We decided to send our in-house West Coast Mopar freak, Darr Hawthorne (Project Fighting Fish 'Cuda), to interview Mr. Black and bring our readers up to speed with what is and isn't happening at the KB shops. Ken talks candidly about the past, present and future of the company as well as some family history.

: Can you tell me what happened that caused you to initially shut the doors of Keith Black Racing Engines? Or did you shut the doors?

Ken Black: We never shut the doors. That’s kind of a misnomer. What basically happened is, like a lot of companies, the phones stopped ringing. There were days we’d take our cell phones and call just to make sure the phones were still working. Now we’re not the only ones who did that. I’ve talked to others who had the same deal. With the economy the way it was, things just stopped. What happened was we had a gentleman who came, and people knew we were interested in selling the business possibly. Like anybody, for the right price you’d sell under certain conditions. So this gentleman approached us, made a substantial offer for the business and the name and stuff. So we went down that road, and amongst all that, he had made announcements that he had already purchased the company, had taken it over, was going to do things. I finally had to nail him down and say, “Look, if you’re going to do this thing, I need you to sign the papers and do what you agreed to do.” And this whole thing went on for months and months and months. Finally it got down to a point where he couldn’t get his funding. I always try to look at the better side of people. I think in reality, his heart was in the right place, he just didn’t have the wherewithal to do what he wanted to do. He had, I think, good intentions.

: How is Keith Black Racing Engines different today from the way it was in the past?
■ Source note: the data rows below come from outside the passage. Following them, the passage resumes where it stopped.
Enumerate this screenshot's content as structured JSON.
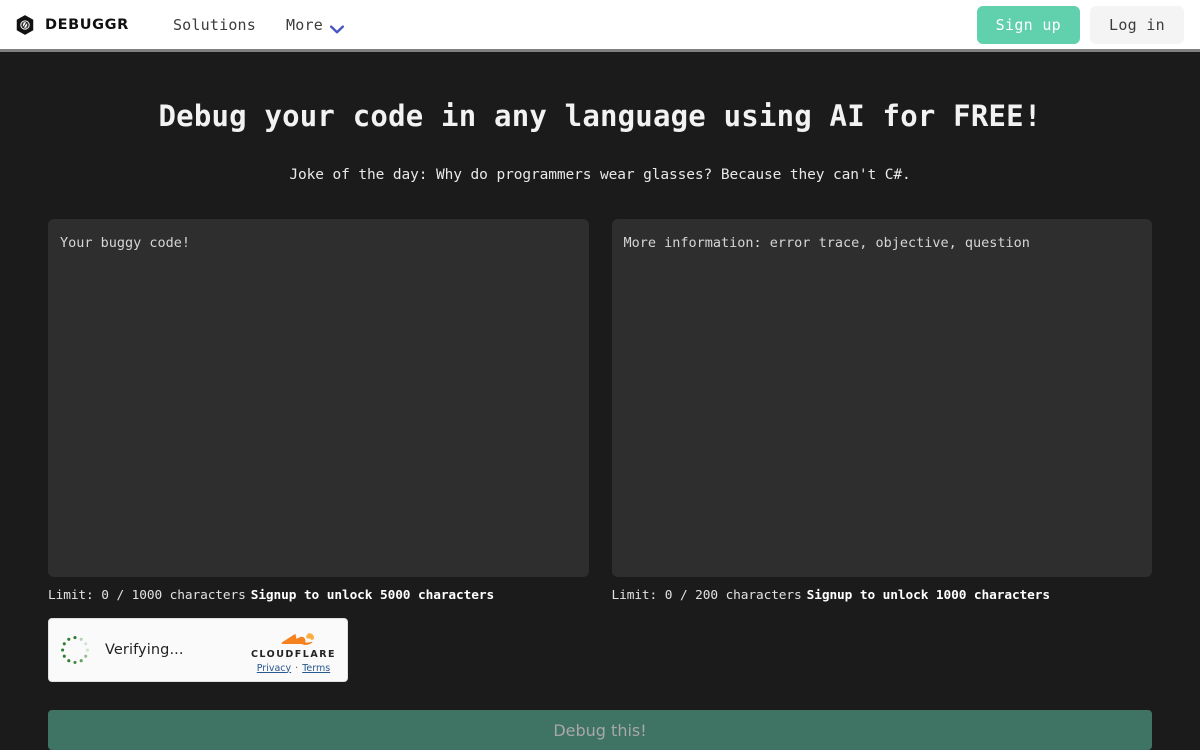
{
  "nav": {
    "brand": "DEBUGGR",
    "brand_icon": "hex-nut-code-icon",
    "links": [
      {
        "label": "Solutions",
        "icon": null
      },
      {
        "label": "More",
        "icon": "chevron-down-icon"
      }
    ],
    "signup_label": "Sign up",
    "login_label": "Log in",
    "accent_signup_bg": "#61d0ac",
    "login_bg": "#f4f4f4",
    "chevron_color": "#4a55c4"
  },
  "hero": {
    "headline": "Debug your code in any language using AI for FREE!",
    "joke": "Joke of the day: Why do programmers wear glasses? Because they can't C#."
  },
  "editors": [
    {
      "name": "code",
      "placeholder": "Your buggy code!",
      "value": "",
      "limit_text": "Limit: 0 / 1000 characters",
      "unlock_text": "Signup to unlock 5000 characters"
    },
    {
      "name": "details",
      "placeholder": "More information: error trace, objective, question",
      "value": "",
      "limit_text": "Limit: 0 / 200 characters",
      "unlock_text": "Signup to unlock 1000 characters"
    }
  ],
  "captcha": {
    "status": "Verifying...",
    "brand": "CLOUDFLARE",
    "privacy_label": "Privacy",
    "separator": "·",
    "terms_label": "Terms",
    "spinner_color": "#2f7d32",
    "cloud_color": "#f48120"
  },
  "submit": {
    "label": "Debug this!",
    "bg": "#3f7363",
    "text_color": "#a8a8a8"
  },
  "theme": {
    "page_bg": "#1b1b1b",
    "panel_bg": "#2e2e2e",
    "nav_bg": "#ffffff",
    "nav_border": "#808080"
  }
}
KB: Fewer people are working here, but we’re still making the same products, and trying to I introduce new products like our forged  block. We started on it several years ago, and we’re continuing with it now for the top end market. We’re doing a lot of street application blocks like our KB 500 Chevy blocks, the KB600 Olds  block. People are starting to call again as the economy starts to do better. They’re starting to do their projects. Whether it’s, “I’ve waited long enough and I want to do this before I can’t,”  or “well, knock on wood things have started to pick back up.” Sales are going on and we’re continuing on, albeit smaller and more compact than we were and just trying to be more efficient at what we’re doing.